Famous Atlanta radio host Ryan Cameron spoke out on his absence from the recent Hulu documentary around the ‘Freaknik' parties in the 80s and 90s. Freaknik: The Wildest Party Never Told, premiered last month on Hulu to mixed reviews due to several inaccuracies, including missing HBCU representation.

After weeks of inquiring about his representation in the documentary, Ryan Cameron joined the GAFollowers podcast to clear the air. Cameron is a beloved figure in the city, so much so that he recently became the voice of the Hartsfield-Jackson Airport, arguably the busiest airport in the country.

“I had several meetings with the people at Hulu about the documentary,” Cameron said. “The reason that I didn't participate was because I think in this age of content, like we're doing now, I'm doing this for you as a favor and a friend. I'm not doing it for somebody who's going to try to dupe me and tell me that it's a documentary because somebody's making money off of it. In all of my meetings, they were like, ‘Nah man we want you to sit down.”

“I was like, ‘I can't sit down with you for nothing and help you make this story and this person's making money and this person's making money and Hulu's making money, and I'm just supposed to sit down.' People say, ‘I can't believe you weren't in that documentary. I want to go on the record and say I had meetings. The plan was to do it, but I can't just do something for free and watch you sit back and make money and go, ‘Yeah, I'm in it.' Shout out to everybody that's in it.

He later addressed the potential legal concerns of showing video without other people's consent.

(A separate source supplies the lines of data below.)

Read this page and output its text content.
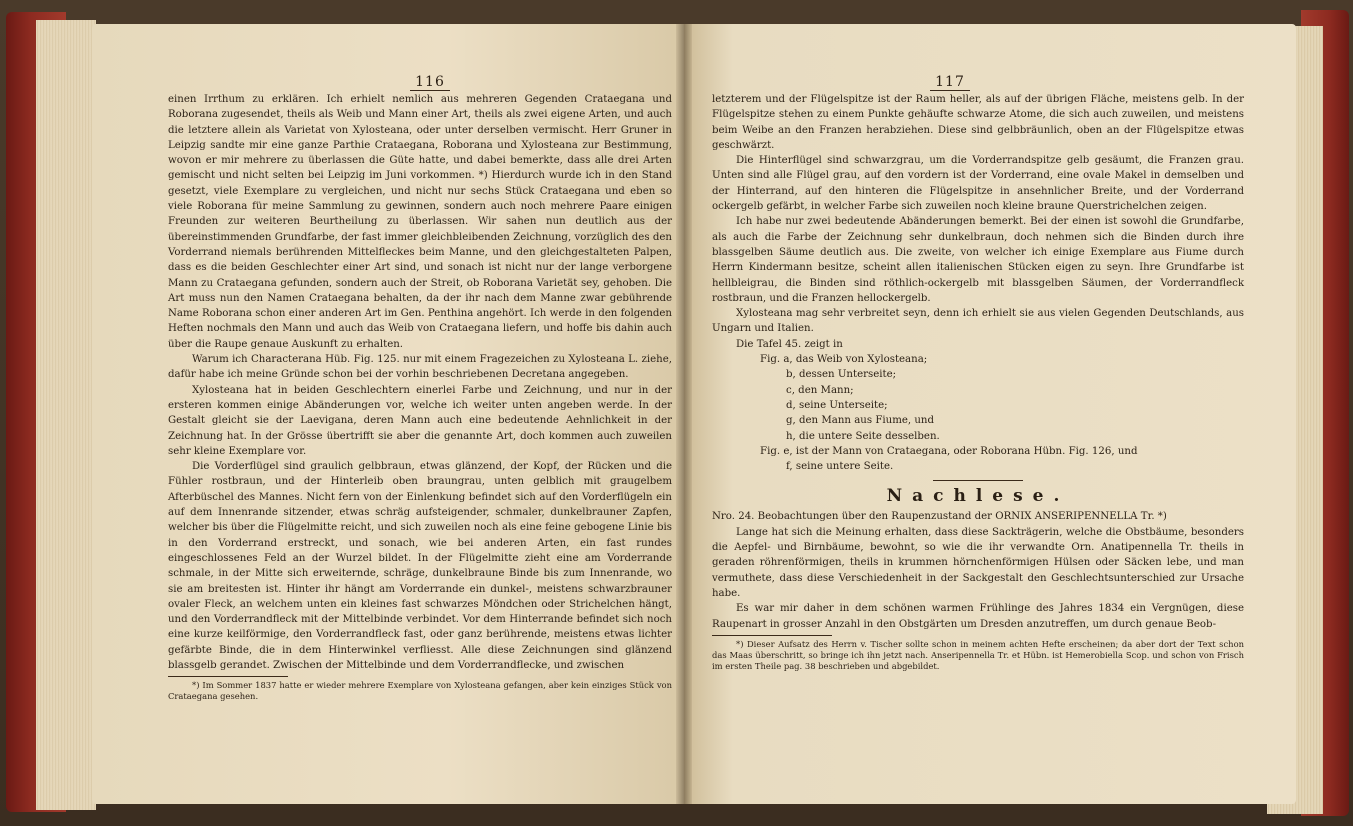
116

einen Irrthum zu erklären. Ich erhielt nemlich aus mehreren Gegenden Crataegana und Roborana zugesendet, theils als Weib und Mann einer Art, theils als zwei eigene Arten, und auch die letztere allein als Varietat von Xylosteana, oder unter derselben vermischt. Herr Gruner in Leipzig sandte mir eine ganze Parthie Crataegana, Roborana und Xylosteana zur Bestimmung, wovon er mir mehrere zu überlassen die Güte hatte, und dabei bemerkte, dass alle drei Arten gemischt und nicht selten bei Leipzig im Juni vorkommen. *) Hierdurch wurde ich in den Stand gesetzt, viele Exemplare zu vergleichen, und nicht nur sechs Stück Crataegana und eben so viele Roborana für meine Sammlung zu gewinnen, sondern auch noch mehrere Paare einigen Freunden zur weiteren Beurtheilung zu überlassen. Wir sahen nun deutlich aus der übereinstimmenden Grundfarbe, der fast immer gleichbleibenden Zeichnung, vorzüglich des den Vorderrand niemals berührenden Mittelfleckes beim Manne, und den gleichgestalteten Palpen, dass es die beiden Geschlechter einer Art sind, und sonach ist nicht nur der lange verborgene Mann zu Crataegana gefunden, sondern auch der Streit, ob Roborana Varietät sey, gehoben. Die Art muss nun den Namen Crataegana behalten, da der ihr nach dem Manne zwar gebührende Name Roborana schon einer anderen Art im Gen. Penthina angehört. Ich werde in den folgenden Heften nochmals den Mann und auch das Weib von Crataegana liefern, und hoffe bis dahin auch über die Raupe genaue Auskunft zu erhalten.

Warum ich Characterana Hüb. Fig. 125. nur mit einem Fragezeichen zu Xylosteana L. ziehe, dafür habe ich meine Gründe schon bei der vorhin beschriebenen Decretana angegeben.

Xylosteana hat in beiden Geschlechtern einerlei Farbe und Zeichnung, und nur in der ersteren kommen einige Abänderungen vor, welche ich weiter unten angeben werde. In der Gestalt gleicht sie der Laevigana, deren Mann auch eine bedeutende Aehnlichkeit in der Zeichnung hat. In der Grösse übertrifft sie aber die genannte Art, doch kommen auch zuweilen sehr kleine Exemplare vor.

Die Vorderflügel sind graulich gelbbraun, etwas glänzend, der Kopf, der Rücken und die Fühler rostbraun, und der Hinterleib oben braungrau, unten gelblich mit graugelbem Afterbüschel des Mannes. Nicht fern von der Einlenkung befindet sich auf den Vorderflügeln ein auf dem Innenrande sitzender, etwas schräg aufsteigender, schmaler, dunkelbrauner Zapfen, welcher bis über die Flügelmitte reicht, und sich zuweilen noch als eine feine gebogene Linie bis in den Vorderrand erstreckt, und sonach, wie bei anderen Arten, ein fast rundes eingeschlossenes Feld an der Wurzel bildet. In der Flügelmitte zieht eine am Vorderrande schmale, in der Mitte sich erweiternde, schräge, dunkelbraune Binde bis zum Innenrande, wo sie am breitesten ist. Hinter ihr hängt am Vorderrande ein dunkel-, meistens schwarzbrauner ovaler Fleck, an welchem unten ein kleines fast schwarzes Möndchen oder Strichelchen hängt, und den Vorderrandfleck mit der Mittelbinde verbindet. Vor dem Hinterrande befindet sich noch eine kurze keilförmige, den Vorderrandfleck fast, oder ganz berührende, meistens etwas lichter gefärbte Binde, die in dem Hinterwinkel verfliesst. Alle diese Zeichnungen sind glänzend blassgelb gerandet. Zwischen der Mittelbinde und dem Vorderrandflecke, und zwischen

*) Im Sommer 1837 hatte er wieder mehrere Exemplare von Xylosteana gefangen, aber kein einziges Stück von Crataegana gesehen.

117

letzterem und der Flügelspitze ist der Raum heller, als auf der übrigen Fläche, meistens gelb. In der Flügelspitze stehen zu einem Punkte gehäufte schwarze Atome, die sich auch zuweilen, und meistens beim Weibe an den Franzen herabziehen. Diese sind gelbbräunlich, oben an der Flügelspitze etwas geschwärzt.

Die Hinterflügel sind schwarzgrau, um die Vorderrandspitze gelb gesäumt, die Franzen grau. Unten sind alle Flügel grau, auf den vordern ist der Vorderrand, eine ovale Makel in demselben und der Hinterrand, auf den hinteren die Flügelspitze in ansehnlicher Breite, und der Vorderrand ockergelb gefärbt, in welcher Farbe sich zuweilen noch kleine braune Querstrichelchen zeigen.

Ich habe nur zwei bedeutende Abänderungen bemerkt. Bei der einen ist sowohl die Grundfarbe, als auch die Farbe der Zeichnung sehr dunkelbraun, doch nehmen sich die Binden durch ihre blassgelben Säume deutlich aus. Die zweite, von welcher ich einige Exemplare aus Fiume durch Herrn Kindermann besitze, scheint allen italienischen Stücken eigen zu seyn. Ihre Grundfarbe ist hellbleigrau, die Binden sind röthlich-ockergelb mit blassgelben Säumen, der Vorderrandfleck rostbraun, und die Franzen hellockergelb.

Xylosteana mag sehr verbreitet seyn, denn ich erhielt sie aus vielen Gegenden Deutschlands, aus Ungarn und Italien.

Die Tafel 45. zeigt in

Fig. a, das Weib von Xylosteana;
b, dessen Unterseite;
c, den Mann;
d, seine Unterseite;
g, den Mann aus Fiume, und
h, die untere Seite desselben.
Fig. e, ist der Mann von Crataegana, oder Roborana Hübn. Fig. 126, und
f, seine untere Seite.
Nachlese.

Nro. 24. Beobachtungen über den Raupenzustand der ORNIX ANSERIPENNELLA Tr. *)

Lange hat sich die Meinung erhalten, dass diese Sackträgerin, welche die Obstbäume, besonders die Aepfel- und Birnbäume, bewohnt, so wie die ihr verwandte Orn. Anatipennella Tr. theils in geraden röhrenförmigen, theils in krummen hörnchenförmigen Hülsen oder Säcken lebe, und man vermuthete, dass diese Verschiedenheit in der Sackgestalt den Geschlechtsunterschied zur Ursache habe.

Es war mir daher in dem schönen warmen Frühlinge des Jahres 1834 ein Vergnügen, diese Raupenart in grosser Anzahl in den Obstgärten um Dresden anzutreffen, um durch genaue Beob-

*) Dieser Aufsatz des Herrn v. Tischer sollte schon in meinem achten Hefte erscheinen; da aber dort der Text schon das Maas überschritt, so bringe ich ihn jetzt nach. Anseripennella Tr. et Hübn. ist Hemerobiella Scop. und schon von Frisch im ersten Theile pag. 38 beschrieben und abgebildet.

“In this age of content, you can't put somebody on TV without their release. I don't care whose momma it is in that footage, they're going to sue you, and they're going to win. I think that the trailer had everybody shook. It was a good informational piece.”

Rapper and So So Def founder Jermaine Dupri, Luke “Uncle Luke” Campbell, and 21 Savage produced the documentary. Tamron Hall interviewed Dupri on his vision for the project and why he wanted to work on it.

“I want to say this to all of those people out there,” he said. “My vision of Freaknik is really a story about the South and Atlanta. It's not really a story about what everybody keeps talking about. I don't like that part because I feel like it's a little disrespectful because I'm just telling a story of Atlanta, right? And how Atlanta was built into the place that it is today. people came to Atlanta through Freaknik and they stayed. I say that in ‘Welcome to Atlanta'… and that's how Atlanta has become this multi-cultural place. Freaknik plays one of the biggest roles in that period.”

Despite becoming a sort of haven for Black students, particularly HBCU students in the AUC and beyond, Freaknik quickly became a place brewing with violence, sexual assault, and public safety concerns. It ended in the early 2000s.